The last OTA didnt help at all so I am looking to root and put a custom ROM on my wifes Bionic. Has there been any radios released for the bionic or any fixes for the constant data dropping that the phone does? Thanks!


----------



## dlamber7 (Jul 18, 2011)

The ics leaks have been the best thing to happen to this device, check out the links on flashing it.

Sent from my DROID BIONIC using Tapatalk 2


----------



## sparky697 (Dec 14, 2011)

Agreed. I've been on .2233 for a week and it's been fantastic! Not even gonna bother with the newer leak until there is an official.

Sent from my DROID BIONIC using RootzWiki


----------



## simonbarsinistr (Dec 23, 2011)

sparky697 said:


> Agreed. I've been on .2233 for a week and it's been fantastic! Not even gonna bother with the newer leak until there is an official.
> 
> Sent from my DROID BIONIC using RootzWiki


I second this! From what I have heard from other people, and my personal experience, the .2233 leak is the best one to use. It really makes the bionic a whole new phone! And if you are stock 905 all you have to do is download it to your sd card, boot the phone into stock recovery and select "choose update.zip from sd", then flash that.
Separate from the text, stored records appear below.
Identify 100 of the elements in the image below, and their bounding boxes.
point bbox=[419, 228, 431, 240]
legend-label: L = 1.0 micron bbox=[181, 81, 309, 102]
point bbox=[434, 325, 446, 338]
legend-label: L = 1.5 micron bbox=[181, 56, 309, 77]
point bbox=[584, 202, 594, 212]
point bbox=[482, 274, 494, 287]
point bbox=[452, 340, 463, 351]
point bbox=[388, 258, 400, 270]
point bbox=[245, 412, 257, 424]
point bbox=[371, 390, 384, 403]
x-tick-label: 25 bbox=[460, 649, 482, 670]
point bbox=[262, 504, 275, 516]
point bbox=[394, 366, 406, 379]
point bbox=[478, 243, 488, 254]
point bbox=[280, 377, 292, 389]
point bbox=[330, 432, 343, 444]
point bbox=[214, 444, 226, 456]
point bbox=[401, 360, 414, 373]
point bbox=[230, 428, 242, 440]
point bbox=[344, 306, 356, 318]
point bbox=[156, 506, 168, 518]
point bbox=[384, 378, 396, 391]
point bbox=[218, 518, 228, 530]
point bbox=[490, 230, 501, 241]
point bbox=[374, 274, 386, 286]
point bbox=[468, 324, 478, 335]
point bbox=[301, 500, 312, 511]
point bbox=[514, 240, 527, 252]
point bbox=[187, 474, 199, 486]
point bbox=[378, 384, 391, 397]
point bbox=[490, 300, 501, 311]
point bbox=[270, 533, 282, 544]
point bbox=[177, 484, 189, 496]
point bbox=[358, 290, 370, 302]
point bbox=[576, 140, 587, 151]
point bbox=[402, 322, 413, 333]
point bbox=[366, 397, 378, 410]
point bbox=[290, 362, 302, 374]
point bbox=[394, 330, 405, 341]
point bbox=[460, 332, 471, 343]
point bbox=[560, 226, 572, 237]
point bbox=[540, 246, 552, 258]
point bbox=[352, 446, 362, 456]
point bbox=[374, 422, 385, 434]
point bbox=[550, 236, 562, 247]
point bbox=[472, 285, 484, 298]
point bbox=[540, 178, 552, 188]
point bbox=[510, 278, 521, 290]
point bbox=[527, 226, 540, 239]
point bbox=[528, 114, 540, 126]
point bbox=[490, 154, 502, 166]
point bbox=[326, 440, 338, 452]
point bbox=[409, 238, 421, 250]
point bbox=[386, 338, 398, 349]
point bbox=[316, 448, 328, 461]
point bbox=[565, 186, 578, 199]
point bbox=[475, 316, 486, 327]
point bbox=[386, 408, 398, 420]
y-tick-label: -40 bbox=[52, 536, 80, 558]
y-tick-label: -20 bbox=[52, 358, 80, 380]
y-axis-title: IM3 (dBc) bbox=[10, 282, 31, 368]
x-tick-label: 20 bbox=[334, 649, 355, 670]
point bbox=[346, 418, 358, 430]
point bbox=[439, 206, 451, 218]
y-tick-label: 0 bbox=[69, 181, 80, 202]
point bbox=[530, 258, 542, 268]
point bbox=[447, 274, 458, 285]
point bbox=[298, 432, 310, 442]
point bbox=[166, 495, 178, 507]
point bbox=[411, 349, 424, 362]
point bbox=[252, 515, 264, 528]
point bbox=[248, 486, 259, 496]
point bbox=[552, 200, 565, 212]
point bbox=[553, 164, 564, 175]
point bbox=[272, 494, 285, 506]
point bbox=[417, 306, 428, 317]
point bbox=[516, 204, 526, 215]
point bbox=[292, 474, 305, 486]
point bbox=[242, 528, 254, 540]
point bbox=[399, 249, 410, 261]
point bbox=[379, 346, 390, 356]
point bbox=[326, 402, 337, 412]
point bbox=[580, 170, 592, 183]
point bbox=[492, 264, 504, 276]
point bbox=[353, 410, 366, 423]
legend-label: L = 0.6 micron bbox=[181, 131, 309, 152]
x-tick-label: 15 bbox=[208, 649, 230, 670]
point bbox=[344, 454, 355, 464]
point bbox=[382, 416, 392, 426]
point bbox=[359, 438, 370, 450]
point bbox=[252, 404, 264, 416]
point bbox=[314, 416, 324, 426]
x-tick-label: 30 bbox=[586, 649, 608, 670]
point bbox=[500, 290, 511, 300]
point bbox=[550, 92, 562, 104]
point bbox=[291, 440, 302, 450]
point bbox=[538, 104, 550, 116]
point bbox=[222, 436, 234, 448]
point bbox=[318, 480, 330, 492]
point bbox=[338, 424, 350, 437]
All user data is saved, and there is no need to root in order to complete the update.

If you do want root, the leaks can be rooted with the "razrs edge" root tool after the update. Data has been completely solid for my bionic after getting on the leak, better than it's ever been. And moto has done pretty good with their stock ics/blur experience.

Sent from my Xoomin Unicorn


----------



## surgio (Oct 13, 2011)

sparky697 said:


> Agreed. I've been on .2233 for a week and it's been fantastic! Not even gonna bother with the newer leak until there is an official.
> 
> Sent from my DROID BIONIC using RootzWiki


Looking for some help!

I am not familiar with this device and current development, so don't shoot me.









Trying to help out a bud of mine, his 4G shows connected but keeps getting this message about no Internet connection.

So... he is stock.. where is this leaked file I can update his phone with...

Any help much appreciated

Sent from my Galaxy Nexus with JB V7 using RootzWiki


----------